Short selling is illegal, SCA reminds stock investors
Amid reports of short-selling fuelling volatility on UAE bourses, the federal markets regulator yesterday warned banks and brokers that the practice is illegal.
The Dubai Financial Market General Index slumped 34 per cent between mid-November and mid-December as the decline in oil prices triggered concerns over economic growth before recovering half of the lost ground last week.
“The regulations and mechanisms of trading on the exchanges do not allow short-selling and do not support the practice,” the Securities and Commodities Authority (SCA) said yesterday.

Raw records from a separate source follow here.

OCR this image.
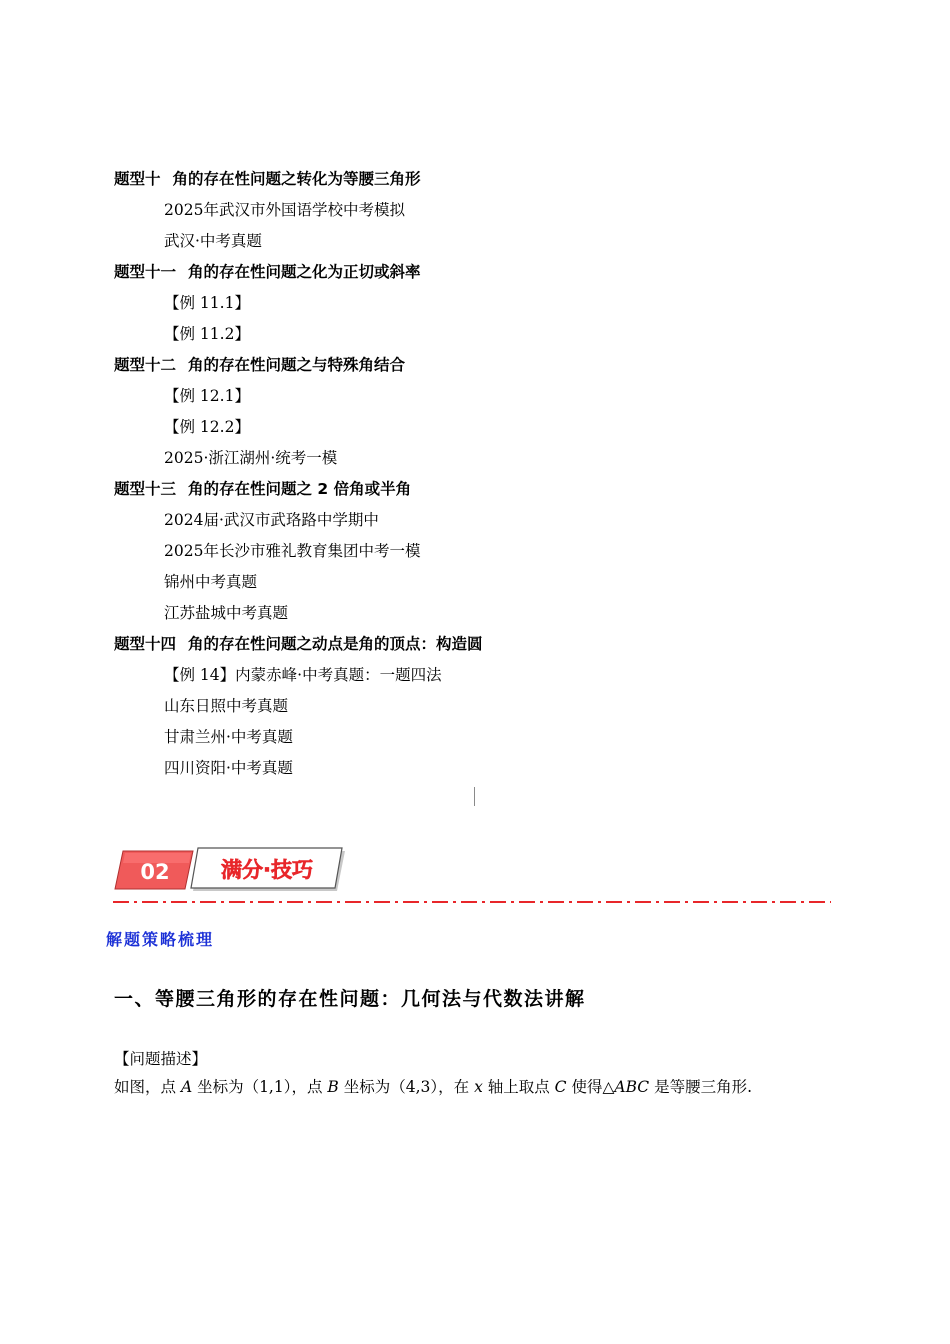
题型十 角的存在性问题之转化为等腰三角形
2025年武汉市外国语学校中考模拟
武汉·中考真题
题型十一 角的存在性问题之化为正切或斜率
【例 11.1】
【例 11.2】
题型十二 角的存在性问题之与特殊角结合
【例 12.1】
【例 12.2】
2025·浙江湖州·统考一模
题型十三 角的存在性问题之 2 倍角或半角
2024届·武汉市武珞路中学期中
2025年长沙市雅礼教育集团中考一模
锦州中考真题
江苏盐城中考真题
题型十四 角的存在性问题之动点是角的顶点：构造圆
【例 14】内蒙赤峰·中考真题：一题四法
山东日照中考真题
甘肃兰州·中考真题
四川资阳·中考真题
02 满分·技巧
解题策略梳理
一、等腰三角形的存在性问题：几何法与代数法讲解
【问题描述】
如图，点 A 坐标为（1,1），点 B 坐标为（4,3），在 x 轴上取点 C 使得△ABC 是等腰三角形.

“The regulator has not provided approvals to any local entity to short sell and any activity in this capacity would be subject to fines and legal enforcement,” the regulator said.
Short selling is the practice of selling borrowed shares in the hope of buying them back later at a lower price returning them to the original owner and keeping the difference.Brokers have said that foreign investment banks helped exaggerate the fall by taking short positions on local stocks.
But the strong rebound forced short sellers to cover their positions, they said.
On December 18, Dubai’s index jumped 12.9 per cent and on Sunday it advanced again, this time 9.8 per cent. Most stocks rose above 10 per cent on both days.
“What SCA is saying is that we as a regulator with local companies under us, are in compliance and there’s no short-selling. Which is correct,” said Mohammed Ali Yasin, the managing director at NBAD Securities.
“But what we are saying is short selling is available, offered by foreign institutions to their clients over the counter, outside the jurisdiction of SCA.”
SCA, which regulates trading on the Abu Dhabi Securities Exchange and Dubai Financial Market, yesterday saidthat despite the rules it passed on short-selling in 2012, the practice is reserved for market makers.
A market maker is a broker and dealer that balances supply and demand for shares by matching buyers to sellers.
The market maker holds inventory and stands ready to buy or sell shares when there are no public buy or sell orders, thus creating a market. It also has the ability to short.
NBAD has been appointed as a market maker, but is yet to start operating.
“We would love that activity [short selling] to be more widely available and protect the market from extreme negative affects from people outside the regulations,” Mr Yasin said.
“With transparency, you can see it, price it. But with the opaqueness that exists you could mistake the short selling for panic.”